Over two thousand years ago one man voluntarily gave His life for all the world. In Romans 5:7-8 we read “For scarcely for a righteous man will one die; yet perhaps for a good man, someone would even dare to die. But God demonstrates His own love toward us, in that while we were still sinners, Christ died for us.” Our hope of eternal life was purchased by the blood of the Holy Son of God. This is something that I will choose to remember and never forget.
On April 19, 1775, in Lexington Massachusetts the first battle of the Revolutionary War took place. When the shooting ended and the smoke cleared, eight brave patriots lay dead. Their blood would join with the blood of many others as a priceless sacrifice to purchase our liberty.
Beginning with the eight men who died that day, about 3 million Americans have given their lives in the service of this great Nation. When I see the blood-red stripes on Old Glory, I am reminded that I must always remember and never forget the soldiers who died so that I might be free.
3 million is not just a number. It is a 19-year-old boy who will never see 20. It is a young father who will never hold his daughter. It is a young wife weeping over a flag-draped coffin. It is a mother hugging a folded flag to her breast. It is an old man burying his pride and joy. It is the sound of taps floating over the hills and valleys of this great land. It is a reminder that while freedom is a gift from God, it is not free. I will always remember and never forget that my freedom was purchased with the blood of American soldiers.

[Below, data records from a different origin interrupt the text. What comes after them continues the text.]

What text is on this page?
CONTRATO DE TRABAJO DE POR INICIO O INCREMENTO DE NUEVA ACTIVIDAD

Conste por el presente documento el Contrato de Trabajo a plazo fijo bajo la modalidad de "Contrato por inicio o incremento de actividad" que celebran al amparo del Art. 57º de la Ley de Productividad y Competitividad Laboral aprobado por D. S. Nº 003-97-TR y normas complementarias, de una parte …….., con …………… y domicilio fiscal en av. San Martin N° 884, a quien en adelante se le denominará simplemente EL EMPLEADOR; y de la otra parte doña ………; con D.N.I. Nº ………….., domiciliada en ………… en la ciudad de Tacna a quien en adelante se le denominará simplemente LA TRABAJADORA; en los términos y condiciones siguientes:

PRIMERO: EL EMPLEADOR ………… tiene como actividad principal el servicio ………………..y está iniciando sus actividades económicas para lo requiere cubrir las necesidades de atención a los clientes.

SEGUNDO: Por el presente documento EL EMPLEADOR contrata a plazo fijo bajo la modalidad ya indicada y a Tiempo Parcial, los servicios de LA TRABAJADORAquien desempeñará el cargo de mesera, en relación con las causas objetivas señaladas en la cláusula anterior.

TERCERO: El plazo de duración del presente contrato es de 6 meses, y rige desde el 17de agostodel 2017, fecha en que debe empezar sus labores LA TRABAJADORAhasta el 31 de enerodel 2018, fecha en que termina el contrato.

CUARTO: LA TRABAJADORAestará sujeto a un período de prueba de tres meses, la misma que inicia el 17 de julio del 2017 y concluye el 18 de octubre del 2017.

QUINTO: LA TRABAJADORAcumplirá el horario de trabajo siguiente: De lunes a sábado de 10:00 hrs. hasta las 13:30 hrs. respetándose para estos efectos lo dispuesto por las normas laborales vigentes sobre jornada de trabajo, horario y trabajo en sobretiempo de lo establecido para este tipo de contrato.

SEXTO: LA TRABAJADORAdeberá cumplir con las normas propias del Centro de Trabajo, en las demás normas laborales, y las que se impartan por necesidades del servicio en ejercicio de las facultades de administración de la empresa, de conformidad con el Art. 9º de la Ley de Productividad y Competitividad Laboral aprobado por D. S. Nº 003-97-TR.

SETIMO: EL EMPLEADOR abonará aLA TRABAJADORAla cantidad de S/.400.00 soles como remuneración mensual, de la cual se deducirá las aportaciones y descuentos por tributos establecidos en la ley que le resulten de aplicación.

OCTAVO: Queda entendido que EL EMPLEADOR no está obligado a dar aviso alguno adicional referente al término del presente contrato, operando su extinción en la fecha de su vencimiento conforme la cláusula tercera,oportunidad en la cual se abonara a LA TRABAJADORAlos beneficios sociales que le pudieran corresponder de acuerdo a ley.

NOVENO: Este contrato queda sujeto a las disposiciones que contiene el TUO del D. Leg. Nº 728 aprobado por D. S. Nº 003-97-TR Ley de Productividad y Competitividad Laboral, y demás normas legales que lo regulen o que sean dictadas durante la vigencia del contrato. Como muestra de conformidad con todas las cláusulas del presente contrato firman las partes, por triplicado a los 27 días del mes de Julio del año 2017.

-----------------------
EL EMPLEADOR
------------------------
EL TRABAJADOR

Abraham Lincoln once said, “ Any nation that does not honor its heroes will not long endure.” As Christians, we must honor Jesus who gave His life that we might live. As Americans, we must honor those who died so that we might live in freedom. On Memorial Day we are reminded to always remember and never forget that our God-given rights of Life, Liberty, and the Pursuit of Happiness have been sealed by the blood of many great American heroes.